Section 1. The Company shall not enter into any debt transaction or similar type of transaction (including but not limited to the issuance of Preferred Stock) unless the lender agrees that the debt shall not be converted into unregistered capital stock (i.e. common or preferred stock) unless:

(a)  
A legend is printed on the certificate stating that the shares may not be resold or transferred  for 12 months from the date of the issuance of the certificate (the “Holding Period”);
(b)  
The lender agrees that it may not rely on Rule 144(d)(3)(ii) of the Securities Act of 1933 in relation to the calculation of the required Holding Period in Article IX Section 1(a) of this Certificate of Incorporation; and
(c)  
 The lender agrees that Rule 144(d)(1)(i) of the Securities Act of 1933 does not apply regardless of the reporting status of the Company.
 
Section 2. The unanimous consent of Board of Directors then in office and of the holders all of the voting power of the issued and outstanding shares of capital stock of the Corporation then entitled to vote, shall be required to amend or repeal this Article IX.

 Item 8.01. Other Information

(a)  July 15, 2013, the Company modified its agreement with SC Capital to incorporate the changes made to the Company’s Articles of Incorporation.  As such, SC Capital agreed to the following provision:

Lock-up Agreement. The Lender agrees and acknowledges that the Borrower cannot issue Lender unregistered securities of its Company in exchange for the discharge or as payment for the debt owed under this Agreement unless:
 
i.  
Lender agrees that the shares received shall be restricted from resell or transfer for 12 months from the date that Lender receives the shares;
 
ii.  
Lender may not rely on Rule 144(d)(3)(ii) of the Securities Act of 1933 in the calculation of the 12 month holding period; and
 
iii.  
Lender may not rely on Rule 144(d)(1)(i) of the Securities Act of 1933 to shorten the holding period to 6 months from the date the Lender receives the shares.
 
 
 

 

Lender acknowledges and agrees that if Lender agrees to accept shares as repayment such shares shall carry a legend stating: “In accordance with the Company’s Articles of Incorporation, these shares are subject to a Lock-Up Agreement between the Shareholder and Capall Stables, Inc.  Pursuant to the Lock-Up Agreement these shares will not be deposited under Rule 144 Exemptions or have the restrictive legend released until a minimum of 12 months from the issuance date.”
 
(b)  July 15, 2013, the Company modified its agreement with SC Capital to incorporate the changes made to the Company’s Articles of Incorporation.  Additionally, the Company granted SC Capital a security interest in Company’s thoroughbreds.  As such, a UCC will be filed by SC Capital against the Company’s thoroughbred and will be used as collateral against the revolving line of credit.  Our CEO, Joseph Wade, has also personally guaranteed the line of credit.

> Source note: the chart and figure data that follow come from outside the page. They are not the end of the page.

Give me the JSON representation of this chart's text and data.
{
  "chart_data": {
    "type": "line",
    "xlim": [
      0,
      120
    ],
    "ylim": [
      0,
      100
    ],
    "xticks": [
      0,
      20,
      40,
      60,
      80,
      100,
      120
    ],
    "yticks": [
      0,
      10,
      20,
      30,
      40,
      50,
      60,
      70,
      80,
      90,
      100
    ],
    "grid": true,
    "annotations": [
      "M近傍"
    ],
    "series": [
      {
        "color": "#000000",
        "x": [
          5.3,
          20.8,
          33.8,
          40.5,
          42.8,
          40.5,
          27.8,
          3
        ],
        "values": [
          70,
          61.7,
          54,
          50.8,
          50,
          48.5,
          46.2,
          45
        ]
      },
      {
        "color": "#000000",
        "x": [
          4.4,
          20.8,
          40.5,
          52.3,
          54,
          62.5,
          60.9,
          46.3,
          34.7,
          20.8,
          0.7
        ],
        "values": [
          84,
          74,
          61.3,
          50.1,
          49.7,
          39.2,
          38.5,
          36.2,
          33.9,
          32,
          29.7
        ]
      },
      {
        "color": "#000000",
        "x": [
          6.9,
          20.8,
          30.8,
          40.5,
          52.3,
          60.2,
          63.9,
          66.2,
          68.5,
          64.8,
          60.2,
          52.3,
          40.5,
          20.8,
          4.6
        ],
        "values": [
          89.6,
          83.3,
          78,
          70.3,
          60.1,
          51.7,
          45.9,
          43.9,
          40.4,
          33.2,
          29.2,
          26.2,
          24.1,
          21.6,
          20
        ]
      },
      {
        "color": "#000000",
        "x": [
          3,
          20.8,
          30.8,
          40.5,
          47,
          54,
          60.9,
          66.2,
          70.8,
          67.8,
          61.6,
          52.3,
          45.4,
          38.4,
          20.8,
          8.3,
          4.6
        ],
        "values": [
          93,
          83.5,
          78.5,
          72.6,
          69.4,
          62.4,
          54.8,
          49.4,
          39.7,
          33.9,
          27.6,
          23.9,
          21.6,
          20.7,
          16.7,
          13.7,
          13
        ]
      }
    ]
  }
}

A copy of the Amended and Restated Articles of Incorporation, as filed with the Secretary of State of the State of Delaware on July 12, 2013, is attached hereto as Exhibit 3.1.
 
 
 
 
 

 
 
SIGNATURE
 
Pursuant to the requirements of the Securities Exchange Act of 1934, the registrant has duly caused this report to be signed on its behalf by the undersigned hereunto duly authorized.


Dated:           July 15, 2013                                                                  Capall Stables, Inc.